China's appetite for more overseas oil reserves looks healthy as subsidiaries of the nation's largest oil producer on Thursday bought stakes in two oilfields in Azerbaijan.
Two subsidiaries of the State-owned China National Petroleum Corp (CNPC), China National Oil and Gas Exploration and Development Corp (CNODC) and CNPC (Hong Kong) Ltd, agreed to pay US$26 million each to buy a 30 percent stake from the European Bank for reconstruction and development of two oilfields in Azerbaijan.
The purchase came just a week after rival CNOOC, the nation's third largest oil giant, finalized a US$600 million acquisition stake in five oilfields in Indonesia from the Spanish oil giant, Repsol-YPE, one of the largest European oil companies.
"The investment in the largest existing onshore oil operation in Azerbaijan is a major step in establishing CNODC's presence in the high profile Caspian region," Zhou Jiping, president of CNODC, was quoted by Reuters as saying.
Analysts said the current low oil price has given Chinese companies leverage for overseas acquisition.
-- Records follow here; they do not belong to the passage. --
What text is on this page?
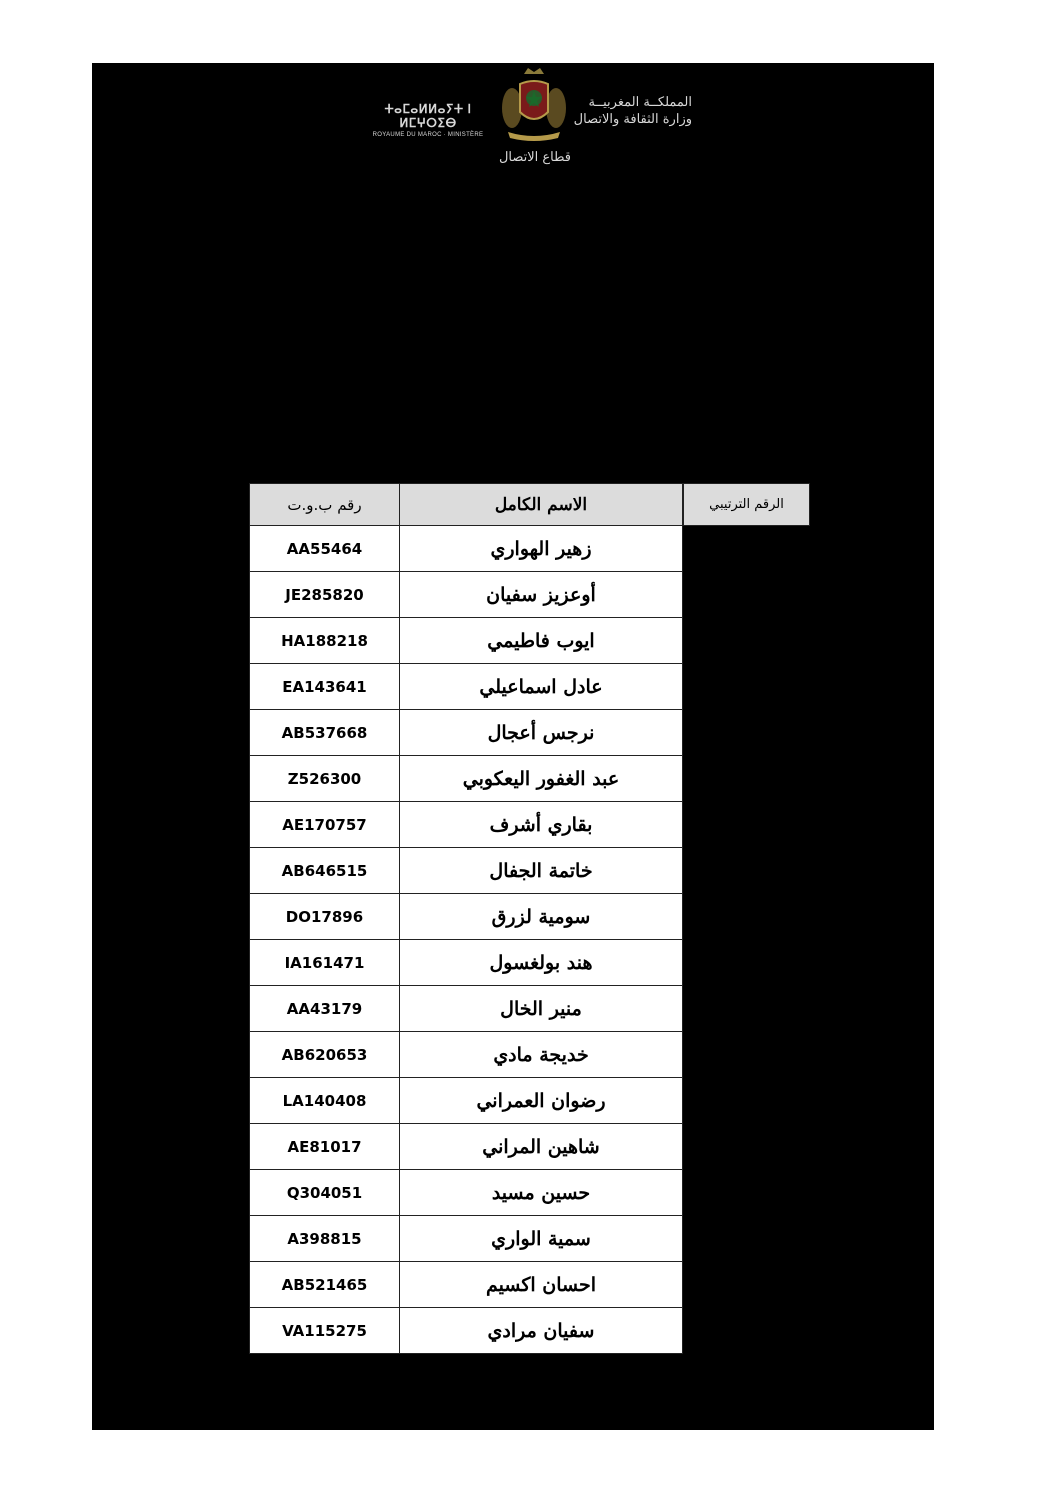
ⵜⴰⵎⴰⵍⵍⴰⵢⵜ ⵏ ⵍⵎⵖⵔⵉⴱ
ROYAUME DU MAROC · MINISTÈRE
المملكــة المغربيــة
وزارة الثقافة والاتصال
قطاع الاتصال
رقم ب.و.ت	الاسم الكامل		الرقم الترتيبي
AA55464	زهير الهواري		
JE285820	أوعزيز سفيان		
HA188218	ايوب فاطيمي		
EA143641	عادل اسماعيلي		
AB537668	نرجس أعجال		
Z526300	عبد الغفور اليعكوبي		
AE170757	بقاري أشرف		
AB646515	خاتمة الجفال		
DO17896	سومية لزرق		
IA161471	هند بولغسول		
AA43179	منير الخال		
AB620653	خديجة مادي		
LA140408	رضوان العمراني		
AE81017	شاهين المراني		
Q304051	حسين مسيد		
A398815	سمية الواري		
AB521465	احسان اكسيم		
VA115275	سفيان مرادي		
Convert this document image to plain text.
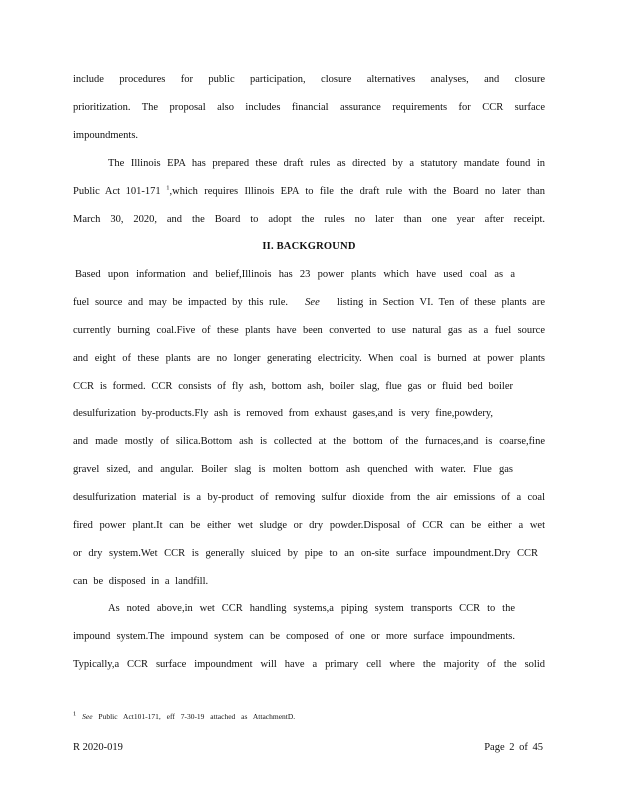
include procedures for public participation, closure alternatives analyses, and closure
prioritization. The proposal also includes financial assurance requirements for CCR surface
impoundments.
The Illinois EPA has prepared these draft rules as directed by a statutory mandate found in
Public Act 101-171 $^1$ ,which requires Illinois EPA to file the draft rule with the Board no later than
March 30, 2020, and the Board to adopt the rules no later than one year after receipt.
II. BACKGROUND
Based upon information and belief,Illinois has 23 power plants which have used coal as a
fuel source and may be impacted by this rule. See listing in Section VI. Ten of these plants are
currently burning coal.Five of these plants have been converted to use natural gas as a fuel source
and eight of these plants are no longer generating electricity. When coal is burned at power plants
CCR is formed. CCR consists of fly ash, bottom ash, boiler slag, flue gas or fluid bed boiler
desulfurization by-products.Fly ash is removed from exhaust gases,and is very fine,powdery,
and made mostly of silica.Bottom ash is collected at the bottom of the furnaces,and is coarse,fine
gravel sized, and angular. Boiler slag is molten bottom ash quenched with water. Flue gas
desulfurization material is a by-product of removing sulfur dioxide from the air emissions of a coal
fired power plant.It can be either wet sludge or dry powder.Disposal of CCR can be either a wet
or dry system.Wet CCR is generally sluiced by pipe to an on-site surface impoundment.Dry CCR
can be disposed in a landfill.
As noted above,in wet CCR handling systems,a piping system transports CCR to the
impound system.The impound system can be composed of one or more surface impoundments.
Typically,a CCR surface impoundment will have a primary cell where the majority of the solid
1 See Public Act101-171, eff 7-30-19 attached as AttachmentD.
R 2020-019	Page 2 of 45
China has listed Central Asia and Russia as its first priority for tapping oil resources abroad, to bridge the yanking oil shortage.
Oil imports account for almost one-third of China's total oil consumption. It is estimated that in the coming 10 years, domestic demand for oil could rise by 4 percent annually, while production will increase by only 1.3 percent a year. The purchase also marks China's wish to diversify its oil supply bases as the Middle East provides 60 percent of China's oil imports.
The two Azerbaijan oilfields, Kursangi and Karabagli block, are located in the onshore Kura Basin, which lies between the Caspian Sea and the Black Sea in Azerbaijan and Georgia. The block covers approximately 470 square kilometers.
The two companies did not say how much of the oil they could obtain.
Last year, CNPC produced 16.2 million tons of crude oil, and 930 million cubic meters of natural gas in overseas reserves in which it enjoys some working interests. The overseas production, mostly in North Africa, the Middle East and South America, has increased by some 20 percent, and brought US$100 million in profit to the company.
CNPC's chairman, Ma Fucai, said the company is eyeing Russia, Libya, Algeria, Syria, Iran and Myanmar for more opportunities.
"We would explore the possibilities of acquiring, merging, and share participation in seeking more oil reserves abroad," said Ma.
The company hopes to double its overseas oil production to 35 million tons by 2005.